Vanderbilt University’s Cyndya Shibao, M.D., MSCI, has received a Clinical Scientist Development Award from the Doris Duke Charitable Foundation.
Michael DeBaun, M.D., Ph.D., vice chair for clinical research in the Department of Pediatrics, has received a Clinical Research Mentorship award from the foundation for a project with third-year medical student Leah Vance.
Shibao is an assistant professor of Medicine in the Division of Clinical Pharmacology. She earned a Master of Science degree in Clinical Investigation at Vanderbilt and is an investigator in the Vanderbilt Autonomic Dysfunction Center.
She is among 17 physician-scientists nationwide who received three-year, $486,000 Clinical Scientist Development Awards this year to help them transition to independent research careers. Shibao is studying racial differences in the vagal control of glucose homeostasis.
This year’s mentorship program will support 10 teams of medical students and physician-scientists who previously received Clinical Scientist Development Awards. Each team will receive $64,800 for one-year research projects. The medical students take a year off to participate full-time in the research.
DeBaun is the J.C. Peterson, M.D., Professor of Pediatric Pulmonology and directs the Vanderbilt-Meharry–Matthew Walker Center for Excellence in Sickle Cell Disease. He received a Clinical Scientist Development Award in 1999.
Vance earned her Bachelor of Science degree in Public Health at the University of North Carolina at Chapel Hill.

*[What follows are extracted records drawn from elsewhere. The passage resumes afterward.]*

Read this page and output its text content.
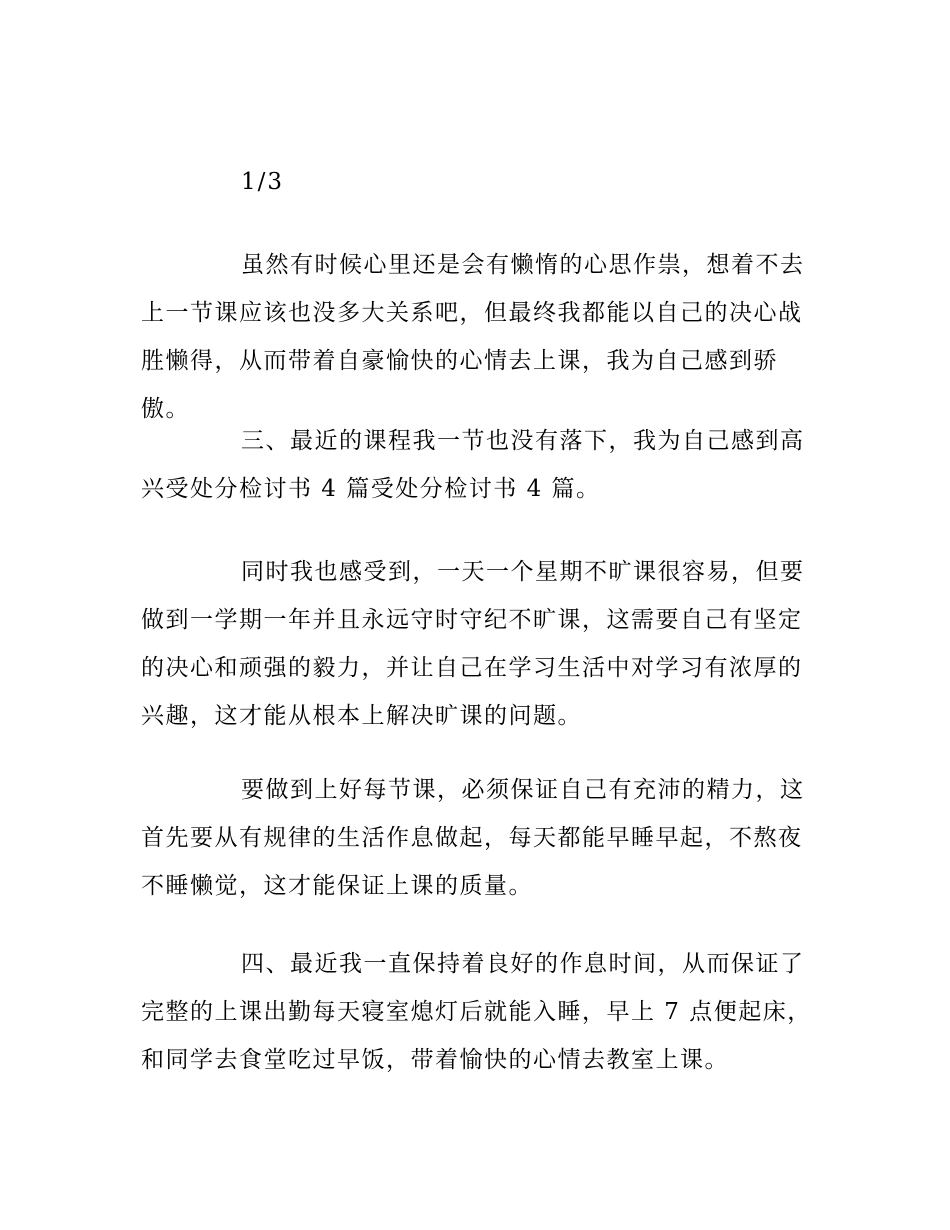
1/3

虽然有时候心里还是会有懒惰的心思作祟，想着不去上一节课应该也没多大关系吧，但最终我都能以自己的决心战胜懒得，从而带着自豪愉快的心情去上课，我为自己感到骄傲。

三、最近的课程我一节也没有落下，我为自己感到高兴受处分检讨书 4 篇受处分检讨书 4 篇。

同时我也感受到，一天一个星期不旷课很容易，但要做到一学期一年并且永远守时守纪不旷课，这需要自己有坚定的决心和顽强的毅力，并让自己在学习生活中对学习有浓厚的兴趣，这才能从根本上解决旷课的问题。

要做到上好每节课，必须保证自己有充沛的精力，这首先要从有规律的生活作息做起，每天都能早睡早起，不熬夜不睡懒觉，这才能保证上课的质量。

四、最近我一直保持着良好的作息时间，从而保证了完整的上课出勤每天寝室熄灯后就能入睡，早上 7 点便起床，和同学去食堂吃过早饭，带着愉快的心情去教室上课。
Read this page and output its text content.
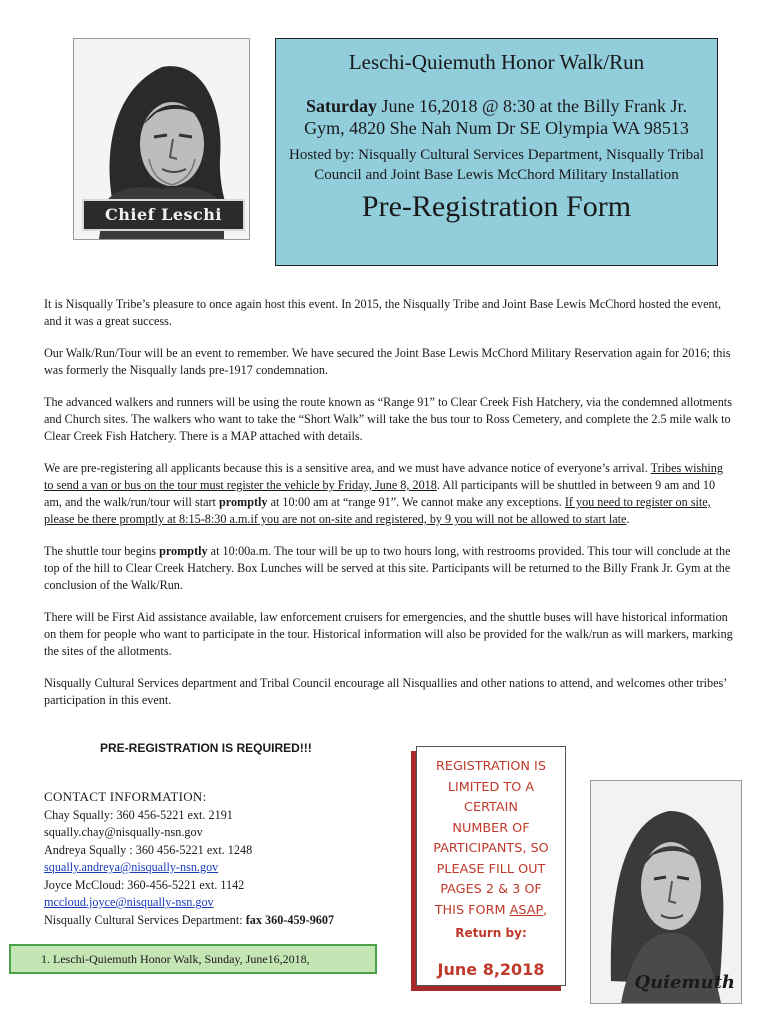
Chief Leschi
Leschi-Quiemuth Honor Walk/Run
Saturday June 16,2018 @ 8:30 at the Billy Frank Jr. Gym, 4820 She Nah Num Dr SE Olympia WA 98513
Hosted by: Nisqually Cultural Services Department, Nisqually Tribal Council and Joint Base Lewis McChord Military Installation
Pre-Registration Form

It is Nisqually Tribe’s pleasure to once again host this event. In 2015, the Nisqually Tribe and Joint Base Lewis McChord hosted the event, and it was a great success.

Our Walk/Run/Tour will be an event to remember. We have secured the Joint Base Lewis McChord Military Reservation again for 2016; this was formerly the Nisqually lands pre-1917 condemnation.

The advanced walkers and runners will be using the route known as “Range 91” to Clear Creek Fish Hatchery, via the condemned allotments and Church sites. The walkers who want to take the “Short Walk” will take the bus tour to Ross Cemetery, and complete the 2.5 mile walk to Clear Creek Fish Hatchery. There is a MAP attached with details.

We are pre-registering all applicants because this is a sensitive area, and we must have advance notice of everyone’s arrival. Tribes wishing to send a van or bus on the tour must register the vehicle by Friday, June 8, 2018. All participants will be shuttled in between 9 am and 10 am, and the walk/run/tour will start promptly at 10:00 am at “range 91”. We cannot make any exceptions. If you need to register on site, please be there promptly at 8:15-8:30 a.m.if you are not on-site and registered, by 9 you will not be allowed to start late.

The shuttle tour begins promptly at 10:00a.m. The tour will be up to two hours long, with restrooms provided. This tour will conclude at the top of the hill to Clear Creek Hatchery. Box Lunches will be served at this site. Participants will be returned to the Billy Frank Jr. Gym at the conclusion of the Walk/Run.

There will be First Aid assistance available, law enforcement cruisers for emergencies, and the shuttle buses will have historical information on them for people who want to participate in the tour. Historical information will also be provided for the walk/run as will markers, marking the sites of the allotments.

Nisqually Cultural Services department and Tribal Council encourage all Nisquallies and other nations to attend, and welcomes other tribes’ participation in this event.

PRE-REGISTRATION IS REQUIRED!!!
CONTACT INFORMATION:
Chay Squally: 360 456-5221 ext. 2191
squally.chay@nisqually-nsn.gov
Andreya Squally : 360 456-5221 ext. 1248
squally.andreya@nisqually-nsn.gov
Joyce McCloud: 360-456-5221 ext. 1142
mccloud.joyce@nisqually-nsn.gov
Nisqually Cultural Services Department: fax 360-459-9607
1. Leschi-Quiemuth Honor Walk, Sunday, June16,2018,
REGISTRATION IS
LIMITED TO A
CERTAIN
NUMBER OF
PARTICIPANTS, SO
PLEASE FILL OUT
PAGES 2 & 3 OF
THIS FORM ASAP,
Return by:
June 8,2018
Quiemuth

She received a Simon Collier Travel Grant to work in Argentina with the Vanderbilt Vaccine Center, and has taken courses through the Graduate Student Institute of Epidemiology and Biostatistics at Johns Hopkins School of Public Health.
Her sister, Elizabeth Vance Randolph, completed her pediatric residency at Vanderbilt this year.

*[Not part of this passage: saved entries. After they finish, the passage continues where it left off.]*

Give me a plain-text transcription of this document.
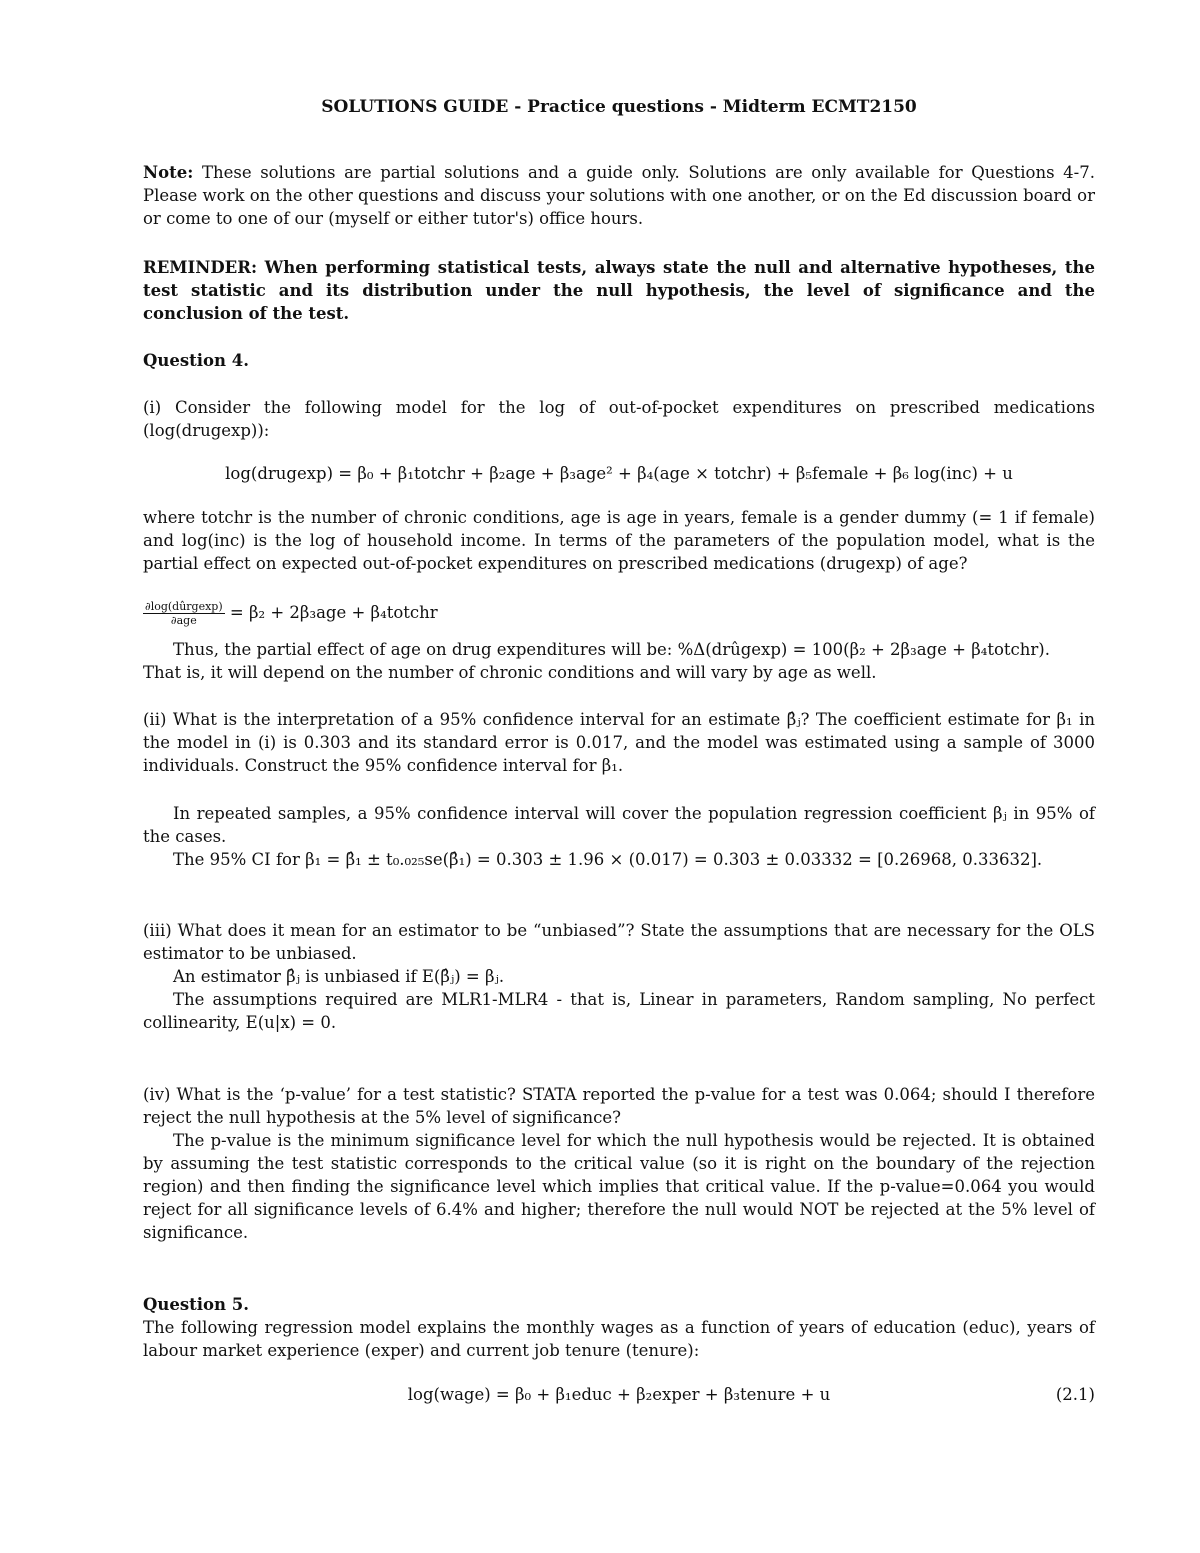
SOLUTIONS GUIDE - Practice questions - Midterm ECMT2150
Note: These solutions are partial solutions and a guide only. Solutions are only available for Questions 4-7. Please work on the other questions and discuss your solutions with one another, or on the Ed discussion board or or come to one of our (myself or either tutor's) office hours.
REMINDER: When performing statistical tests, always state the null and alternative hypotheses, the test statistic and its distribution under the null hypothesis, the level of significance and the conclusion of the test.
Question 4.
(i) Consider the following model for the log of out-of-pocket expenditures on prescribed medications (log(drugexp)):
log(drugexp) = β₀ + β₁totchr + β₂age + β₃age² + β₄(age × totchr) + β₅female + β₆ log(inc) + u
where totchr is the number of chronic conditions, age is age in years, female is a gender dummy (= 1 if female) and log(inc) is the log of household income. In terms of the parameters of the population model, what is the partial effect on expected out-of-pocket expenditures on prescribed medications (drugexp) of age?
$\frac{\text{∂log(dûrgexp)}}{\text{∂age}} = \beta_2 + 2\beta_3age$ + β₄totchr
Thus, the partial effect of age on drug expenditures will be: %Δ(drûgexp) = 100(β₂ + 2β₃age + β₄totchr).
That is, it will depend on the number of chronic conditions and will vary by age as well.
(ii) What is the interpretation of a 95% confidence interval for an estimate β̂ⱼ? The coefficient estimate for β₁ in the model in (i) is 0.303 and its standard error is 0.017, and the model was estimated using a sample of 3000 individuals. Construct the 95% confidence interval for β₁.
In repeated samples, a 95% confidence interval will cover the population regression coefficient βⱼ in 95% of the cases.
The 95% CI for β₁ = β̂₁ ± t₀.₀₂₅se(β̂₁) = 0.303 ± 1.96 × (0.017) = 0.303 ± 0.03332 = [0.26968, 0.33632].
(iii) What does it mean for an estimator to be “unbiased”? State the assumptions that are necessary for the OLS estimator to be unbiased.
An estimator β̂ⱼ is unbiased if E(β̂ⱼ) = βⱼ.
The assumptions required are MLR1-MLR4 - that is, Linear in parameters, Random sampling, No perfect collinearity, E(u|x) = 0.
(iv) What is the ‘p-value’ for a test statistic? STATA reported the p-value for a test was 0.064; should I therefore reject the null hypothesis at the 5% level of significance?
The p-value is the minimum significance level for which the null hypothesis would be rejected. It is obtained by assuming the test statistic corresponds to the critical value (so it is right on the boundary of the rejection region) and then finding the significance level which implies that critical value. If the p-value=0.064 you would reject for all significance levels of 6.4% and higher; therefore the null would NOT be rejected at the 5% level of significance.
Question 5.
The following regression model explains the monthly wages as a function of years of education (educ), years of labour market experience (exper) and current job tenure (tenure):
log(wage) = β₀ + β₁educ + β₂exper + β₃tenure + u	(2.1)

DeBaun and Vance will conduct a three-site clinical trial to assess the feasibility of inhaled corticosteroid use to prevent the recurrence of acute chest syndrome in children with sickle cell disease who are between the ages of 1 and 4.
Other Vanderbilt winners of the Clinical Scientist Development Award are Michael Cooper, M.D., Utpal Davé, M.D., Kevin Ess, M.D., Ph.D., and Annette Kim, M.D., Ph.D.